• Gothic Horsham

    Horsham, for the past several years, has been on the migratory path of The Goth Kids. Every day they gathered around the edge of Shelly’s fountain, like crows on a telephone wire, looking angst-ridden and tortured. I didn’t mind; I like the Goths. They’re quiet, earnest, and dedicated to their fashion. And they’re very British. The gothic subculture, according to the 5-minutes of research I did this morning, began in the United Kingdom in the early 1980s as an offshoot of the post-punk genre. That’s what Wikipedia says, anyway, but I first encountered Goths when I was about 19, and that was in rural Columbia County, New York in the mid-1970’s, not London in the 80s.

    The encounter was genuinely bizarre. I was doing some antique restoration work for a local eccentric; he had a PhD in something or other and lived in a dark, clutter house with his “ward,” a young effeminate boy named Jason. I got to know Jason a little through my visits and dealings with the good Doctor (he was just a few years my junior—Jason, not the doctor) and one day I ended up taking him and two of his friends to the Columbia County Fair.

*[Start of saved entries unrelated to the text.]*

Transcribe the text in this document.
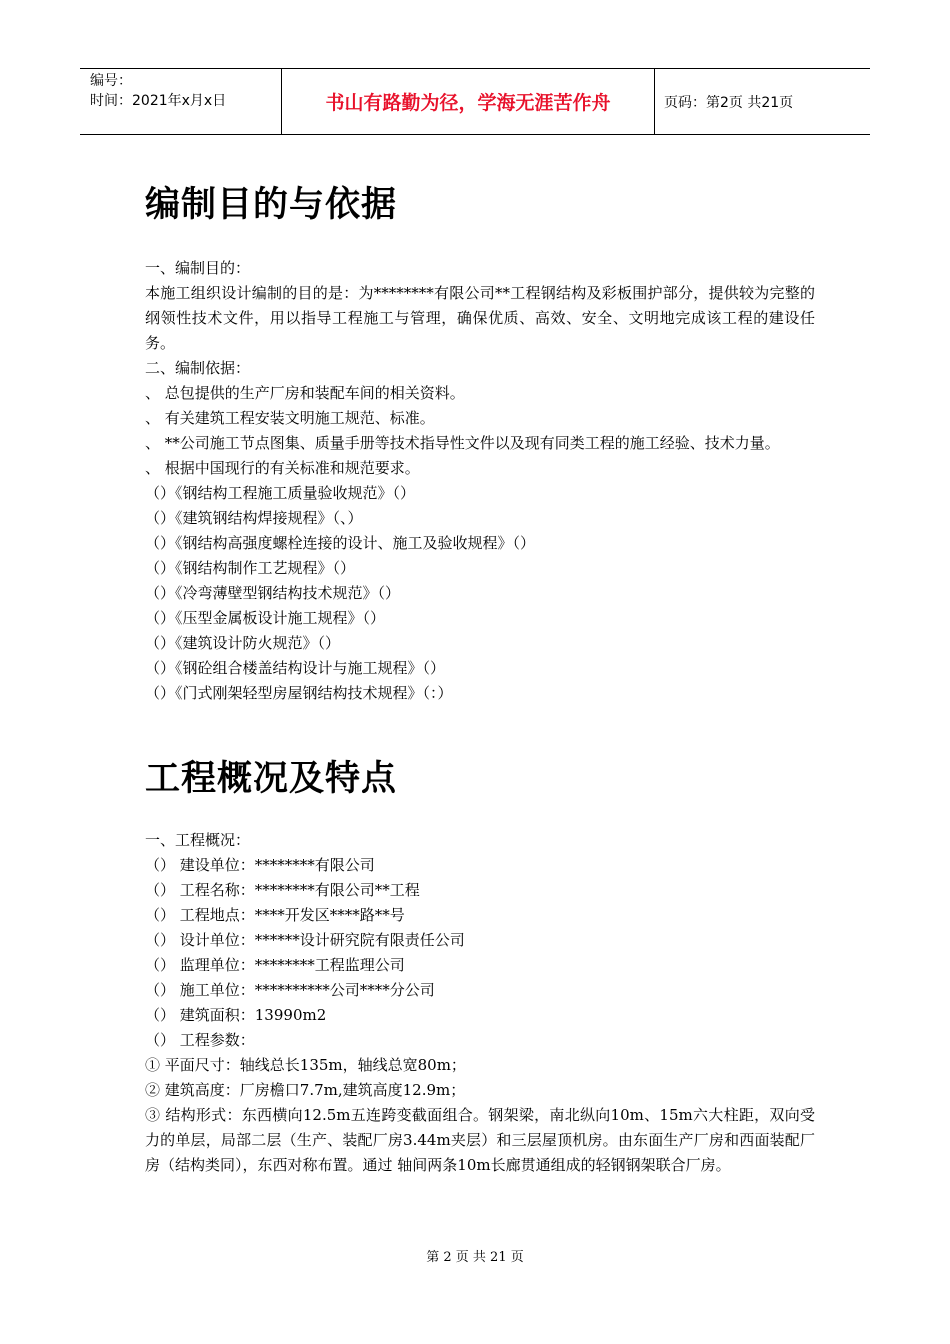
编号：
时间：2021年x月x日	书山有路勤为径，学海无涯苦作舟	页码：第2页 共21页
编制目的与依据

一、编制目的：

本施工组织设计编制的目的是：为********有限公司**工程钢结构及彩板围护部分，提供较为完整的纲领性技术文件，用以指导工程施工与管理，确保优质、高效、安全、文明地完成该工程的建设任务。

二、编制依据：

、 总包提供的生产厂房和装配车间的相关资料。

、 有关建筑工程安装文明施工规范、标准。

、 **公司施工节点图集、质量手册等技术指导性文件以及现有同类工程的施工经验、技术力量。

、 根据中国现行的有关标准和规范要求。

（）《钢结构工程施工质量验收规范》（）

（）《建筑钢结构焊接规程》（、）

（）《钢结构高强度螺栓连接的设计、施工及验收规程》（）

（）《钢结构制作工艺规程》（）

（）《冷弯薄壁型钢结构技术规范》（）

（）《压型金属板设计施工规程》（）

（）《建筑设计防火规范》（）

（）《钢砼组合楼盖结构设计与施工规程》（）

（）《门式刚架轻型房屋钢结构技术规程》（：）

工程概况及特点

一、工程概况：

（） 建设单位：********有限公司

（） 工程名称：********有限公司**工程

（） 工程地点：****开发区****路**号

（） 设计单位：******设计研究院有限责任公司

（） 监理单位：********工程监理公司

（） 施工单位：**********公司****分公司

（） 建筑面积：13990m2

（） 工程参数：

① 平面尺寸：轴线总长135m，轴线总宽80m；

② 建筑高度：厂房檐口7.7m,建筑高度12.9m；

③ 结构形式：东西横向12.5m五连跨变截面组合。钢架梁，南北纵向10m、15m六大柱距，双向受力的单层，局部二层（生产、装配厂房3.44m夹层）和三层屋顶机房。由东面生产厂房和西面装配厂房（结构类同），东西对称布置。通过 轴间两条10m长廊贯通组成的轻钢钢架联合厂房。

第 2 页 共 21 页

    His friends turned out to be two girls of about 16, who showed up with their androgynous companion dressed in black lace gloves that ran halfway up their pale arms, velvet dresses and hats—all of which they appeared to have found in an old trunk in someone’s attic. But I found this Victorian-esque style fetching, and it suited them and their odd, intense manner, so this experience is responsible for me, a fifty-four year old man, thinking Goths are cool. I hasten to add, the experience with my young friends came before poking metal studs into various and sundry parts of your body was in vogue, and although the young girls wore dark make-up, it was not of extreme variety applied by today’s Goths. Encountered someone with rivets in their skull and a bolt through their tongue wearing makeup that made them look like a panda bear back in 1974 would have been more than my heretofore naïve nature could have handled.

    I would like to have a photo of our resident Goths to go along with this post, but as a species, they are elusive and shy and I was never able to get a good picture of them, so here’s a picture of Shelly’s Fountain, instead.

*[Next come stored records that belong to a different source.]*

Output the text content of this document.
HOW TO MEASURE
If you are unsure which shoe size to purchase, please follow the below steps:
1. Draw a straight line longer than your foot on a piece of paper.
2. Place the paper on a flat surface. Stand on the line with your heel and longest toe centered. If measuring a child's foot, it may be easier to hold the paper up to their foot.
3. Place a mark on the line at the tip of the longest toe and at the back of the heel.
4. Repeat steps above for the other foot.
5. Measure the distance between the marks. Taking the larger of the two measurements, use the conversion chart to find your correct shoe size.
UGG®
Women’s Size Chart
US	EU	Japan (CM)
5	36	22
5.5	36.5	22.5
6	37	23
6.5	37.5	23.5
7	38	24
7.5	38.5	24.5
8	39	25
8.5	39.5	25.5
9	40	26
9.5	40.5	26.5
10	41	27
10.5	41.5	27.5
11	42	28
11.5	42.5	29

    The Shelly Fountain, in all its glory.

    Like a lot of things in Britain, when they first proposed to put the fountain in, people screamed blue murder, but now that it’s a bit run down and dated and they are discussion taking it out, well, it’s an icon of our town, and what would Horsham be without it, and where, pray tell, would the Goths gather?

    So the fountain sits, fenced off, forlorn and used for nothing but a litter bin for local adolescents, leaving me looking forward to the day when they finally restore it to its former glory.

    I realize this post isn’t totally about Britain, but that’s how living abroad is; some days you look around yourself and think, “Holy shit! I live in England; how cool is that!” and other times you stare at a disused fountain and think, “Where have all the Goth kids gone?”

    The Shelly Fountain today; no Goths, no glory.